0 stars (out of four)
After seeing Battleship,
I left the theater shell-shocked and in that depressed malaise that only the
very worst movies can bring out in me. This is the sort of movie that makes you
question the way you live your life. Maybe I should donate more to
charity? I should really call my parents more often. If the Mayans are right and the end of the world is coming this year,
you only have a limited number of hours left. How do you accept the fact that
more than two of those were just spent on Battleship? This is a question I do not have the answer to, as
I am still grappling with it myself.
Battleship takes its
name from the board game. As far as its entertainment value goes, the
experience of watching the movie is roughly equivalent to the clean-up process
of pulling out those little plastic pegs that always hurt your fingertips.
The opening text informs us that NASA has discovered a
distant planet in the so-called Goldilocks Zone (a real term astronomers use).
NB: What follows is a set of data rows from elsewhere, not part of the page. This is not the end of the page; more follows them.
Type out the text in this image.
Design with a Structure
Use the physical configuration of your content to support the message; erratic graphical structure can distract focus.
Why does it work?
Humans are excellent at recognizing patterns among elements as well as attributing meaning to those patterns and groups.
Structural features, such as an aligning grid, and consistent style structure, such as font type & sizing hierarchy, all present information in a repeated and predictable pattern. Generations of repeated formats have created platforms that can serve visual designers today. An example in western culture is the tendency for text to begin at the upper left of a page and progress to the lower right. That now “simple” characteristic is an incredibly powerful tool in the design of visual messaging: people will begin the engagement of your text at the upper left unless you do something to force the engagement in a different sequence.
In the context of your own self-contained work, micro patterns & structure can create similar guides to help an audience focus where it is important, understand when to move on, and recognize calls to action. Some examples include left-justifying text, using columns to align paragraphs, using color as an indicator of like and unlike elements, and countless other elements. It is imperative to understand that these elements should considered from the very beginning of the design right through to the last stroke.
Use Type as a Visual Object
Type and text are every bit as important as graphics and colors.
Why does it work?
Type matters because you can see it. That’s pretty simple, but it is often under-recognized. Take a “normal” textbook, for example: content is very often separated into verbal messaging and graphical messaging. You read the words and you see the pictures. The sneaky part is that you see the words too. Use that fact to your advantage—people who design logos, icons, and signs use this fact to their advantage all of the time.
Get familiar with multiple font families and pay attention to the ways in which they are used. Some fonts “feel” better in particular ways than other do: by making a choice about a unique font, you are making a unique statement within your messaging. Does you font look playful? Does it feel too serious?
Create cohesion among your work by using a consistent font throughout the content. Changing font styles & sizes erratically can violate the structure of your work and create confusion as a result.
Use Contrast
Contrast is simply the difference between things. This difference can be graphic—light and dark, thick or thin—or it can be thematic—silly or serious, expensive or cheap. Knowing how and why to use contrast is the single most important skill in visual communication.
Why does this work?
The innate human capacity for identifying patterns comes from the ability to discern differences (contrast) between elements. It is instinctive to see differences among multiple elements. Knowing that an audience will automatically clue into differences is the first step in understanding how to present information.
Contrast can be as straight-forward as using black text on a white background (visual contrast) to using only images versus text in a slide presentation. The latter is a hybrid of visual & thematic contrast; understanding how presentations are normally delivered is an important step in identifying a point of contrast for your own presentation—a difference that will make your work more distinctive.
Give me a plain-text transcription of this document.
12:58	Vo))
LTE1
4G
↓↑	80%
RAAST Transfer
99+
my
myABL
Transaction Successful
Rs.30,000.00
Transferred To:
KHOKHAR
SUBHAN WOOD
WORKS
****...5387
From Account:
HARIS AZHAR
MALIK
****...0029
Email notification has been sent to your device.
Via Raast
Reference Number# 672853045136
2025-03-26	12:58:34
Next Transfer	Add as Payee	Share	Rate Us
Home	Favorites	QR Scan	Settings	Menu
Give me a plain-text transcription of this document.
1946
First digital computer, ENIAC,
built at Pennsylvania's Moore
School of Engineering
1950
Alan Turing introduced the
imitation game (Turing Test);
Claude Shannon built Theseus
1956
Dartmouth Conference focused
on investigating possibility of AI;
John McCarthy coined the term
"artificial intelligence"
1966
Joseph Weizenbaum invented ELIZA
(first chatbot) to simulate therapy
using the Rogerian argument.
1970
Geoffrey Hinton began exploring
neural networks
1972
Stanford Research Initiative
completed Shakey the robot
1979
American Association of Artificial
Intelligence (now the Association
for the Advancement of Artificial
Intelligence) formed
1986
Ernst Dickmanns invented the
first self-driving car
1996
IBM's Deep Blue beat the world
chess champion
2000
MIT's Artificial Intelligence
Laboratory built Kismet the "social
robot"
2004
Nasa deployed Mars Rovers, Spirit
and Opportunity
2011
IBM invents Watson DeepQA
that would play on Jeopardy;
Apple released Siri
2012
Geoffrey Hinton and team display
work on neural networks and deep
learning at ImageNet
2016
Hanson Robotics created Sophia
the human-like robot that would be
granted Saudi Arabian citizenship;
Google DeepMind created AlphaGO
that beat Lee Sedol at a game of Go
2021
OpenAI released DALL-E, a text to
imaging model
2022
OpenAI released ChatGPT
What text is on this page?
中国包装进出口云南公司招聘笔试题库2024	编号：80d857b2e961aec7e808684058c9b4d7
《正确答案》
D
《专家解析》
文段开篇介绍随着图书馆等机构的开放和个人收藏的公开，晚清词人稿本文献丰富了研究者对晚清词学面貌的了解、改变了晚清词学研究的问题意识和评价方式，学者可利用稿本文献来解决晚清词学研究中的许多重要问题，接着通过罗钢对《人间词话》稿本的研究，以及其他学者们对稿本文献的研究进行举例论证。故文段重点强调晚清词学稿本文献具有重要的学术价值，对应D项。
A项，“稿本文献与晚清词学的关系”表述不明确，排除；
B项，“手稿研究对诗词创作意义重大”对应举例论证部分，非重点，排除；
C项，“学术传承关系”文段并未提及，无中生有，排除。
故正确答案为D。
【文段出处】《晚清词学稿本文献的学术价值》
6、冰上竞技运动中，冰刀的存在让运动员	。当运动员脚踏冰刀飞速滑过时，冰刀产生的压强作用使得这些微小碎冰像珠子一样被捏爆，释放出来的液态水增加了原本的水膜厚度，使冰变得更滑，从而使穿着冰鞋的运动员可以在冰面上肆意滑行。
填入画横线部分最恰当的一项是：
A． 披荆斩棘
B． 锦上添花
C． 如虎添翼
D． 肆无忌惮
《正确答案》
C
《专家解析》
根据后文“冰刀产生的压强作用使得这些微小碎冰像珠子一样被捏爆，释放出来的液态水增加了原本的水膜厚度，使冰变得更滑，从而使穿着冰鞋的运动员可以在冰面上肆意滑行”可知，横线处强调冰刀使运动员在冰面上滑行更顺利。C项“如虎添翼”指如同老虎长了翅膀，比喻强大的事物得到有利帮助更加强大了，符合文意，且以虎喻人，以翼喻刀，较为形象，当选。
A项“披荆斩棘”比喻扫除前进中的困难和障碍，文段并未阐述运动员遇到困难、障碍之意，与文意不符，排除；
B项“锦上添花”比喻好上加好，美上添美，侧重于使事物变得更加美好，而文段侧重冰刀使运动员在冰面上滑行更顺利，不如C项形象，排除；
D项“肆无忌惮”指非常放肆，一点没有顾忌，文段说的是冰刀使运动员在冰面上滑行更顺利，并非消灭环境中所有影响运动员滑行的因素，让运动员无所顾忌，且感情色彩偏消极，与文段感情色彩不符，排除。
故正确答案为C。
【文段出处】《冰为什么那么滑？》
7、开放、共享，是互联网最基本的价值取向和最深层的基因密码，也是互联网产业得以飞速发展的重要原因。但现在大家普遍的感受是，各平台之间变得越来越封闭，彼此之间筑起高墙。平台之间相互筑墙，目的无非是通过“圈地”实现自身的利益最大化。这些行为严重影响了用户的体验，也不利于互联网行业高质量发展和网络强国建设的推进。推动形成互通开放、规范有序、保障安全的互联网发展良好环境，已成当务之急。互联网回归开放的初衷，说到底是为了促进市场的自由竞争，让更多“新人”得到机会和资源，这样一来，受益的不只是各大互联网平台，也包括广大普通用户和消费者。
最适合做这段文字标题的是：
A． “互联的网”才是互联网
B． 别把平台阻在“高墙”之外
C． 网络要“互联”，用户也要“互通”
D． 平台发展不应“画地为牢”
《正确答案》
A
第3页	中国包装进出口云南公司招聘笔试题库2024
The planet’s orbit is just the right distance from its sun – not too hot, not
too cold – and scientists suspect it may support life. So they launch a massive
satellite that will transmit a message across untold light years in the hopes
that contact will be made.
Well, that was a bad idea. Contact is made but it is they
who contact us and their preferred method of communication is through
obliterating explosions. Five mysterious objects come hurtling through our
atmosphere and crash in the Pacific Ocean. There they float like colossal buoys
in the water; they are ships, of course.
Lucky for us, there is an international naval exercise going
on nearby. The American and Japanese navies are engaged in some
friendly game that is never properly explained. At any rate, they are
conveniently present to defend Earth, puny though their weapons may seem
compared to those of the aliens.
For Alex Hopper (Taylor Kitsch), this means a chance at
redemption. He is a sloppy, irresponsible sailor and an embarrassment to his
older brother (Alexander Skarsgård). After a fistfight with a fellow officer,
Hopper’s naval career is at risk, which is particularly awkward since the man
he answers to is Admiral Shane (Liam Neeson), the father of his girlfriend
(Brooklyn Decker). Hopper was just about to ask the Admiral if he could have
his daughter’s hand in marriage when his immature outburst causes the good
Admiral to question the young man’s character. If only Hopper could prevent an
alien invasion and prove his future father-in-law wrong…
There are other humans in the movie too. Mick (Gregory D.
Gadson) is a hulking brute who lost his legs in battle and is just learning to
use his new prosthetic limbs. Hamish Linklater plays Cal, the requisite brainy
tech guy who spouts computer jargon at all the worst times. And in her debut
film role, Rihanna (rather ridiculously cast a petty officer) takes a crack at
acting and, by my count, she says all of her lines correctly.
But the Earthlings in Battleship are so hopelessly, pathetically ill-matched against
the aliens’ weaponry, rooting for them seems beside the point. Once you get a
good look at the alien ships (and director Peter Berg makes sure there are
plenty of sudden, dramatic zoom-outs to emphasize their size), our flimsy
heroes look especially small.
This is, after all, a summer special effects extravaganza
and plausible characters are pretty far down on the list of priorities for this
kind of movie. Unfortunately, the action sequences in Battleship feel like second-rate knock-offs of scenes from
Michael Bay’s Transformers films
and – if this is possible – they are even less coherent. I feel for all those
poor computer animators whose hard work was haphazardly tossed together in this
confused jumble. (Three different editors are credited on this film.)
Michael Bay at least has style and a vision; Battleship only has a budget it needs to spend. And watching
the filmmakers spend that budget seems to be at least part of the appeal of
movies like this. Battleship
recklessly wastes so much money – on indistinguishable set pieces that just get
demolished anyways, on large crowds of extras that appear onscreen for three
seconds – I wonder if it might not have been more fun to have a pop-up ticker
in the corner of the screen tallying the film’s expenses (more than $200
million).
Battleship goes on
and on for a punishingly long 131 minutes, dragging its heels as though it were
stalling for time. Peter Berg’s direction is utterly inert and the script by
Jon and Erich Hoeber is almost shockingly lazy. All the while, Steve
Jablonsky’s musical score beats you over the head, trying to convince you that
you are watching something interesting and exciting. In the end though, Battleship turns out to be one big bellyflop.